Dovresti integrare con glucomannano?
Il glucomannano è una fibra alimentare viscosa, solubile in acqua e fermentabile. È ottenuto dalla radice dell'igname dell'elefante, noto anche come pianta konjac (Amorphophallus konjac o Amorphophallus rivieri).
Il glucomannano è originario delle zone calde e tropicali dell'Asia. La farina Konjac è tradizionalmente utilizzata nella cucina asiatica.
La fibra è la parte non digeribile dei carboidrati che è stata studiata per il suo ruolo nella salute del cuore e dell’intestino, nel controllo della glicemia e nella gestione del peso.
Questo articolo discute i potenziali usi del glucomannano. Copre anche dosaggi, effetti collaterali e precauzioni durante l'assunzione dell'integratore.
Gli integratori alimentari non sono regolamentati come lo sono i farmaci negli Stati Uniti, il che significa che la Food and Drug Administration (FDA) non ne approva la sicurezza e l'efficacia prima che i prodotti vengano commercializzati. Quando possibile, scegli un integratore testato da una terza parte fidata, come la Farmacopea statunitense (USP), ConsumerLab.com o NSF. Tuttavia, anche se gli integratori sono testati da terze parti, non sono necessariamente sicuri per tutti o efficaci in generale. Pertanto, è importante parlare con il proprio medico di eventuali integratori che si intende assumere e verificare le potenziali interazioni con altri integratori o farmaci.
Il glucomannano è stato studiato per il suo potenziale ruolo nella gestione del peso, nella regolarità intestinale e nel controllo della glicemia e del colesterolo.
L'uso degli integratori deve essere personalizzato e controllato da un professionista sanitario, come un dietista, un farmacista o un operatore sanitario registrato. Nessun integratore è destinato a trattare, curare o prevenire le malattie.
Il glucomannano è una delle fibre più viscose. Può assorbire fino a 50 volte il suo peso in acqua. Crea un gel denso quando viene assorbito.
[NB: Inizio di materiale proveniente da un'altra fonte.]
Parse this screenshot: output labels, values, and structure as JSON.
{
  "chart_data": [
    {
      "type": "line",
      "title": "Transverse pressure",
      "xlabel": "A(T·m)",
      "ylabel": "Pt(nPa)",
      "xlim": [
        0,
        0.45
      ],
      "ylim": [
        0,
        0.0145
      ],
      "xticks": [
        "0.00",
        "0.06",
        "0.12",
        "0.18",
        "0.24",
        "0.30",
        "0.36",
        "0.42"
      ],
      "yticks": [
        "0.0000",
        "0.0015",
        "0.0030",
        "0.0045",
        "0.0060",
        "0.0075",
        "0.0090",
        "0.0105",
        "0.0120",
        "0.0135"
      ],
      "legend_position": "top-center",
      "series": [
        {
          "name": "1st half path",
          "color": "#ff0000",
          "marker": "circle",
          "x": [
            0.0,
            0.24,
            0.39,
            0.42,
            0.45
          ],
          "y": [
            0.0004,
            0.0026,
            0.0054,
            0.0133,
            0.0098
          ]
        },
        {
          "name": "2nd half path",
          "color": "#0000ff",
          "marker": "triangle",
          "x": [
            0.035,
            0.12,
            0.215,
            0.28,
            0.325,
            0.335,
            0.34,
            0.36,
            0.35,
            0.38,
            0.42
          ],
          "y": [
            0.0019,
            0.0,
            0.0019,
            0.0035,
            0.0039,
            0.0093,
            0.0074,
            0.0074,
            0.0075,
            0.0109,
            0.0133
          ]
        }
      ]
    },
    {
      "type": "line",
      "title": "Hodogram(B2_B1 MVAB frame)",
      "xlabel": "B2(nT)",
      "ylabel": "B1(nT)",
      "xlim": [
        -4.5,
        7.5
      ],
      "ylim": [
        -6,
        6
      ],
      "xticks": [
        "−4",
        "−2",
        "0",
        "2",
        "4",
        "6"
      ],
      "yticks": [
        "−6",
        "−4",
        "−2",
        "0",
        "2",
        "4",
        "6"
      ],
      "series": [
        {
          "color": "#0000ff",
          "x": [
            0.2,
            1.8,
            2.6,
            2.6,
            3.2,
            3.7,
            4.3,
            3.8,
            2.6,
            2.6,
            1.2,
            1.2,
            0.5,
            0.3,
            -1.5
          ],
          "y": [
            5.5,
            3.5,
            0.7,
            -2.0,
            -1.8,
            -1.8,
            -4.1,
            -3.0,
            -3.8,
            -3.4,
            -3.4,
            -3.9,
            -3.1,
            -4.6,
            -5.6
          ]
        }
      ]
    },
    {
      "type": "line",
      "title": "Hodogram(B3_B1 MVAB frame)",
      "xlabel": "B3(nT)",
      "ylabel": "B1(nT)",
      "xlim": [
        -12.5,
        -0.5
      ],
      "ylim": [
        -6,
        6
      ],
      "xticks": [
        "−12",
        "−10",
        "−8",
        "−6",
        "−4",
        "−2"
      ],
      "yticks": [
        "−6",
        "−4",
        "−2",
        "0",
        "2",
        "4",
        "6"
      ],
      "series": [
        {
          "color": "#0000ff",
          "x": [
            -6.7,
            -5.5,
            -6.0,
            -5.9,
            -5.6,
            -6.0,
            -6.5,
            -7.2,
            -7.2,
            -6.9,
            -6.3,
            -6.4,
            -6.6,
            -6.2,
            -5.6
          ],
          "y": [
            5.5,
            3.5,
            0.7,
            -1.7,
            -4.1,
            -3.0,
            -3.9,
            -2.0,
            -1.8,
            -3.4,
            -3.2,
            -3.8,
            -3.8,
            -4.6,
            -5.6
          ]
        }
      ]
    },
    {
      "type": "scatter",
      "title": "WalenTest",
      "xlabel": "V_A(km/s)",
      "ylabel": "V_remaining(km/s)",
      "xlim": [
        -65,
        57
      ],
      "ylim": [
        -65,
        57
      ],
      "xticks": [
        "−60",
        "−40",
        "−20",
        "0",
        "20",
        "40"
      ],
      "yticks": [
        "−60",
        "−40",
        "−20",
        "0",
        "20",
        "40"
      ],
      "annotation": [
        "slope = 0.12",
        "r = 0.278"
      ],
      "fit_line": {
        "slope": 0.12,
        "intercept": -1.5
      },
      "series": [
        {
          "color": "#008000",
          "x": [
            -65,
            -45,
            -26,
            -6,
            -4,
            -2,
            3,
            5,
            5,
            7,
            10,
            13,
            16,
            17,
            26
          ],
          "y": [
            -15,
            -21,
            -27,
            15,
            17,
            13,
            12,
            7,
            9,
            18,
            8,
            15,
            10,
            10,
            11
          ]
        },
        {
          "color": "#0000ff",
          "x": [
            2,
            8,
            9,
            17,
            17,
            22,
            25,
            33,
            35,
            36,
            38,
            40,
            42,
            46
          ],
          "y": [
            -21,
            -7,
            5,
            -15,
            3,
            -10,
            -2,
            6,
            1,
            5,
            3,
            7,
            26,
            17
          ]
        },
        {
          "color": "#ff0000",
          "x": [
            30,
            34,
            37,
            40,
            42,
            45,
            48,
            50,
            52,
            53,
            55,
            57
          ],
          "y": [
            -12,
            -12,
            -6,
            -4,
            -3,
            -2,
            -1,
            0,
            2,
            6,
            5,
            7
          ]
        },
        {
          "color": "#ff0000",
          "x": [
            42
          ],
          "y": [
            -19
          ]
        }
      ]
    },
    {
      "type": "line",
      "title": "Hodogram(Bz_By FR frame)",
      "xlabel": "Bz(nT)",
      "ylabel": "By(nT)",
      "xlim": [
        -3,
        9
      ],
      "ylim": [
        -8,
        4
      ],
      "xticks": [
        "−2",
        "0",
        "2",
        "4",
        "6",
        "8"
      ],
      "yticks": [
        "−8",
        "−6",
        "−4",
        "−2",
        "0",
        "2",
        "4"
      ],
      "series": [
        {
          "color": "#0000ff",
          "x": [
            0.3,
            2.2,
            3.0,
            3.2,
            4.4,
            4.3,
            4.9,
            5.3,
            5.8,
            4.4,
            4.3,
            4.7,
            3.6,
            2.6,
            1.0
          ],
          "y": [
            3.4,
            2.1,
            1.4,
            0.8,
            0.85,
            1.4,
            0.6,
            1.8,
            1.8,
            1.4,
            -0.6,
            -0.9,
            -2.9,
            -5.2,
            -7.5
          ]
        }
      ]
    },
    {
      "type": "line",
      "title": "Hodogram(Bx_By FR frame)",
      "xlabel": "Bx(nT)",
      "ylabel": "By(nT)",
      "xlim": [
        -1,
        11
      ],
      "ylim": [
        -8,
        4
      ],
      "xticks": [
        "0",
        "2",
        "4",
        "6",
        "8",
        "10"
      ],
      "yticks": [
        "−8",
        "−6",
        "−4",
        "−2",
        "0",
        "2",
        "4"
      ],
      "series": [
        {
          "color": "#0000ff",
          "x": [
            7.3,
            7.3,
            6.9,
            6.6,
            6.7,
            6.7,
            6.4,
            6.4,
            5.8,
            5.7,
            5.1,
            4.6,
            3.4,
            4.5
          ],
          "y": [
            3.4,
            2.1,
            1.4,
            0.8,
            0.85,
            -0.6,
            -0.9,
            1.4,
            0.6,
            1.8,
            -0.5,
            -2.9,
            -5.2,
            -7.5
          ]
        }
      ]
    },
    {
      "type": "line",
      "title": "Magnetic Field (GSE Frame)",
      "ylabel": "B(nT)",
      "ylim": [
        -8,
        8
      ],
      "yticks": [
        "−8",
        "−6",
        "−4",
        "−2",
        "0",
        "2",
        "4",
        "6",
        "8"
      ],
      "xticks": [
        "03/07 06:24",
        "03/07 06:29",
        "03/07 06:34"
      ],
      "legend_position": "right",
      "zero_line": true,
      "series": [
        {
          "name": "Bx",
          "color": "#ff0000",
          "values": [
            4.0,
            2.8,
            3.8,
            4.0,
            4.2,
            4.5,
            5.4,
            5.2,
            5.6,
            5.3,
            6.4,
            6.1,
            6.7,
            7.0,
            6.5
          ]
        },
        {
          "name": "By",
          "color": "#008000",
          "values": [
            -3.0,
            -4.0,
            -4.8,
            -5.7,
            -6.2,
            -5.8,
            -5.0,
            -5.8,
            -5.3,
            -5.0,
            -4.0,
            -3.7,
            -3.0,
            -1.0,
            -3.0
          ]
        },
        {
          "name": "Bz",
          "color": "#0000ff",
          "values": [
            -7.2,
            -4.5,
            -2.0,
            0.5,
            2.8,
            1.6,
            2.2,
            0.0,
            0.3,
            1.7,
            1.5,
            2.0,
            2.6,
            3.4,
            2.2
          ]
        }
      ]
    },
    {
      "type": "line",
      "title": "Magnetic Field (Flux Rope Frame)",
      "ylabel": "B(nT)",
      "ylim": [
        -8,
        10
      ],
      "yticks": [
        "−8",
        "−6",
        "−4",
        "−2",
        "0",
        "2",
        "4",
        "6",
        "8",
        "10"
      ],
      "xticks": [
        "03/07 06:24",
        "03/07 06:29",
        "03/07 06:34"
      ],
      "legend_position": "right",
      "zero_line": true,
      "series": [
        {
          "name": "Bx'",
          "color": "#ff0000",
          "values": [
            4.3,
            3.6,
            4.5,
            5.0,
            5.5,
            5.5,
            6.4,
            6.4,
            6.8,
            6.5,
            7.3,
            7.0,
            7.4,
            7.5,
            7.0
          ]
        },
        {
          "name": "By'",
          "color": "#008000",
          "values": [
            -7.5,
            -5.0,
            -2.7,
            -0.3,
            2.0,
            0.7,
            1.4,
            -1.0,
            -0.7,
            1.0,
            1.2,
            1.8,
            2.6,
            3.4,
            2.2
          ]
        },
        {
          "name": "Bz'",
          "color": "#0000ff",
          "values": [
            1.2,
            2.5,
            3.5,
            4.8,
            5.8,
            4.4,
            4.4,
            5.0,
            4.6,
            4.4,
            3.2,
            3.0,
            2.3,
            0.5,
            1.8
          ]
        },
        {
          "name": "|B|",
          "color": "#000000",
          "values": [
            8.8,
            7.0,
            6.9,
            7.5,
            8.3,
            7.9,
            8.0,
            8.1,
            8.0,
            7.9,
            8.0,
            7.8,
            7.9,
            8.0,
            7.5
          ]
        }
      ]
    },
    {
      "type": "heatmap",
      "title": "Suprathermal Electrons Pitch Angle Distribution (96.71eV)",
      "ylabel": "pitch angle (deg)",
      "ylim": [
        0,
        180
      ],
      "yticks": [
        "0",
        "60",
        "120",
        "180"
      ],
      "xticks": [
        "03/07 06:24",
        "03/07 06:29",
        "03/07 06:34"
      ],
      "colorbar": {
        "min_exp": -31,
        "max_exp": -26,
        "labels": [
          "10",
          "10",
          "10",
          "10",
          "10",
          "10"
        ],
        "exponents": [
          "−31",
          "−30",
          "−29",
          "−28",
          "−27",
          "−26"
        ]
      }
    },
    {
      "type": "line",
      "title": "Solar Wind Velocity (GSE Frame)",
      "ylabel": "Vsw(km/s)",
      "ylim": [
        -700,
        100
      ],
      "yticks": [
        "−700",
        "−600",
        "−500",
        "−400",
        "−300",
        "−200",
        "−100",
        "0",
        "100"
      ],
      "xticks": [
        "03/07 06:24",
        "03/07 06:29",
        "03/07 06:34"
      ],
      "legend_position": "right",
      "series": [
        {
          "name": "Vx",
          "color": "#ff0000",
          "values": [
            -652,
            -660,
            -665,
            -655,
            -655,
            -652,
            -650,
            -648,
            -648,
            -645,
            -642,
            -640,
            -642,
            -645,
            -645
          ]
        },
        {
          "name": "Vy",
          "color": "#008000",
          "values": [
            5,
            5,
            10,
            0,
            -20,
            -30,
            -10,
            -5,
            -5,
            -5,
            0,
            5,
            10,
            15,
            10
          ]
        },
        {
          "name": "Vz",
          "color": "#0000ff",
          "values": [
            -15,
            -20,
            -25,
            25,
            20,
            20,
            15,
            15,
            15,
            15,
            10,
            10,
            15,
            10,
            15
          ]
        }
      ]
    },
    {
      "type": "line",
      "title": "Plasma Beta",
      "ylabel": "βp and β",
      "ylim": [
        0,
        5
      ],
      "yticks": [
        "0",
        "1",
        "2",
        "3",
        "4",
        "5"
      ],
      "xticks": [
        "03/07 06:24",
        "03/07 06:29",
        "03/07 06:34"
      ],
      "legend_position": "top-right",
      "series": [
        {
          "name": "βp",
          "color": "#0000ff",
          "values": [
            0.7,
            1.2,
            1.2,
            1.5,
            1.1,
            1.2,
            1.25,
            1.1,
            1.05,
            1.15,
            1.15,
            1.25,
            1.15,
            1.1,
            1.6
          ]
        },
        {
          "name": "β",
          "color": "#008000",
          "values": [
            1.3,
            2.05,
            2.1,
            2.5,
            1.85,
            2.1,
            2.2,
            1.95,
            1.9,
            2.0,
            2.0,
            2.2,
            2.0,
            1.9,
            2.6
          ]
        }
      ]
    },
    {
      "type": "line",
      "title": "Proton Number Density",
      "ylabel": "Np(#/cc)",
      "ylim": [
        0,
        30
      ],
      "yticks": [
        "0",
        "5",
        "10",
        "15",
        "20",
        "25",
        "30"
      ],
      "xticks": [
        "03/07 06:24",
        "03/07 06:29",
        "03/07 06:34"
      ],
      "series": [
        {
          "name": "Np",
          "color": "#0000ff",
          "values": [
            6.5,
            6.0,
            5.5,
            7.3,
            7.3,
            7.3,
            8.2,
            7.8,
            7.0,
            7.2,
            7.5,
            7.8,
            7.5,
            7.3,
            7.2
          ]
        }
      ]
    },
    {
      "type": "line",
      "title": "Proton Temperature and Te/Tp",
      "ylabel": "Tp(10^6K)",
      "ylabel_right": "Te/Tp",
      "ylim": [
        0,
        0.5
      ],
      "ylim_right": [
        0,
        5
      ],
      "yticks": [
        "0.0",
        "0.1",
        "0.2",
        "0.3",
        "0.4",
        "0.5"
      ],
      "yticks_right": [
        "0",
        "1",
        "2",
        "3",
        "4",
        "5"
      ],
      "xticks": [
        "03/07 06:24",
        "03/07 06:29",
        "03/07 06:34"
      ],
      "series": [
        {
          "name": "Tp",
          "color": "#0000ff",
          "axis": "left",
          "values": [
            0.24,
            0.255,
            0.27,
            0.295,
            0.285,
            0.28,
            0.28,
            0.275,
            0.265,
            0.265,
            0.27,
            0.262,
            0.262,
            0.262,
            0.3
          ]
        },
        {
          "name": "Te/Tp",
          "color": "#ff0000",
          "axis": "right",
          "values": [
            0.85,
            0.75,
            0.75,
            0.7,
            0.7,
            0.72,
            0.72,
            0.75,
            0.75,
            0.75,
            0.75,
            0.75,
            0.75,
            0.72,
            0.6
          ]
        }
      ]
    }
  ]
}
Le fibre viscose come il glucomannano rallentano la digestione e l'assorbimento dei nutrienti, creando una sensazione di pienezza (sazietà). Un aumento della sazietà può ridurre l’assunzione di cibo.
Gli studi hanno valutato l'effetto del glucomannano sulla perdita di peso. Tuttavia, i risultati sono stati contrastanti.
In uno studio, i ricercatori hanno valutato l'uso del glucomannano in 53 partecipanti con un indice di massa corporea (BMI) compreso tra 25 e 35. I partecipanti hanno ricevuto 1,33 grammi (g) di capsule di glucomannano o capsule placebo con 8 once di acqua un'ora prima di colazione, pranzo e cena per otto settimane. Nel complesso, il glucomannano è stato ben tollerato, ma non ha prodotto risultati significativi nella perdita di peso.
Una revisione di sei studi clinici ha suggerito che l’uso a breve termine del glucomannano può aiutare a ridurre il peso corporeo, sebbene il BMI non sia stato influenzato. Gli studi includevano persone in sovrappeso o obese, ma per il resto sane.
Tuttavia, i dati sono troppo limitati per raccomandare di provare il glucomannano come aiuto per la perdita di peso.
La perdita di peso è complicata ed è diversa per ognuno. Un approccio personalizzato che tenga conto degli obiettivi, della storia alimentare, della cultura, della storia medica, dello stile di vita e della sostenibilità di una persona è importante per un piano di gestione del peso.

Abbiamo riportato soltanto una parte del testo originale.